How do industrial maintenance teams manage and implement these strategies across their maintenance programs?

That’s where maintenance software comes in.An industrial maintenance worker in the oil industry communicates with their team from the field

Why Use Industrial Maintenance Software?

Industrial maintenance teams need maintenance software to manage, plan, and execute a winning maintenance strategy.

Maintenance software serves as a command center for work orders, asset management, spare parts inventory, maintenance KPI reporting, and much more. Leading maintenance management software also offer mobile apps, condition monitoring, integrations with key business systems, and global, multi-site capabilities.

Common software types include Computerized Maintenance Management (CMMS) systems and Enterprise Asset Management (EAM) systems, which often overlap.

A CMMS or EAM empowers industrial maintenance teams to save time, simplify their work, cut costs, prevent downtime, and increase overall asset reliability.

eMaint CMMS can track all of the work done on every asset.

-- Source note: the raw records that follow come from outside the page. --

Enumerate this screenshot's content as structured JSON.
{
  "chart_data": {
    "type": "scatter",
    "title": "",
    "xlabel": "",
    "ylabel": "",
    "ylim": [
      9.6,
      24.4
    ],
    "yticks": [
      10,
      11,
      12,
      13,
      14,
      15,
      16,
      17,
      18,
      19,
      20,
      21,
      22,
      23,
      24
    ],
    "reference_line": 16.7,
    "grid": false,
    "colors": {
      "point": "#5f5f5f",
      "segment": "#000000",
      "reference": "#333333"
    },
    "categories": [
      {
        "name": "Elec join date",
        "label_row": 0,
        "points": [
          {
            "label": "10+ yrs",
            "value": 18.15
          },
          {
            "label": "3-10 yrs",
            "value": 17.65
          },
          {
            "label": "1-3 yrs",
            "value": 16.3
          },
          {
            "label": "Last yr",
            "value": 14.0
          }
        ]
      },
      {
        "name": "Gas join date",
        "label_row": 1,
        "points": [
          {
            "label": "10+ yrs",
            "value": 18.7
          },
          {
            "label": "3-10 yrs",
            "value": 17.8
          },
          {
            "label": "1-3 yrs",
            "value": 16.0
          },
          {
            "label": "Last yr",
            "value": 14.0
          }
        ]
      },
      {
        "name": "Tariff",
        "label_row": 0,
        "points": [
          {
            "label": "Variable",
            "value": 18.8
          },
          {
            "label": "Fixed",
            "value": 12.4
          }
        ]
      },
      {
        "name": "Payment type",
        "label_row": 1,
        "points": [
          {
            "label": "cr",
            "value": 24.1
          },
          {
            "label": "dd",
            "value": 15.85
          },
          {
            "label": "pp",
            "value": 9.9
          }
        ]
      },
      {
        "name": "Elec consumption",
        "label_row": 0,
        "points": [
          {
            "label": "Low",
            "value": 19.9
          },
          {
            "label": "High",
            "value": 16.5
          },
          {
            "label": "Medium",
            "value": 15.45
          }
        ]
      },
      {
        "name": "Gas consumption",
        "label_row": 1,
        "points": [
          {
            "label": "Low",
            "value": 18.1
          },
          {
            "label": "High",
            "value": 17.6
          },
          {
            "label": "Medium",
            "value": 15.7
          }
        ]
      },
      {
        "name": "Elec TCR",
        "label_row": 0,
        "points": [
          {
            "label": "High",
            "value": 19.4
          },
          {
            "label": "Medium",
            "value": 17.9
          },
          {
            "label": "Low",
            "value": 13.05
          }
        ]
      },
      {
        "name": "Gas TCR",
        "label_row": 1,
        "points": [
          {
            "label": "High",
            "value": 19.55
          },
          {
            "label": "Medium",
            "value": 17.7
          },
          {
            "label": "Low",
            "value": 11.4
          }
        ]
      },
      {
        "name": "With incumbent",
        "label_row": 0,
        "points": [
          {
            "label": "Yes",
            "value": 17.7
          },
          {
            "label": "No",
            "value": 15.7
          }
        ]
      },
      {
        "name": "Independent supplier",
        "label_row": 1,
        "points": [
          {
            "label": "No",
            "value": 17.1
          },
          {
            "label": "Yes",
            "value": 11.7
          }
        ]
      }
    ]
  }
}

When teams track, trend, and analyze asset condition data, they can make better decisions, prioritize their scheduling and spending, and reduce costs.

Increased visibility into industrial maintenance activities enables teams to identify trends, adapt to changing priorities, and improve their communication and processes. Centralizing all documentation — from contracts to manuals — simplifies the compliance process and ensures that maintenance team members can securely access the information they need anytime and anywhere.

To make the most of your industrial maintenance program, you need to define your goals and targets. A computerized maintenance management system (CMMS) software can track metrics, generate reports, and deliver insights you can use to reach your goals.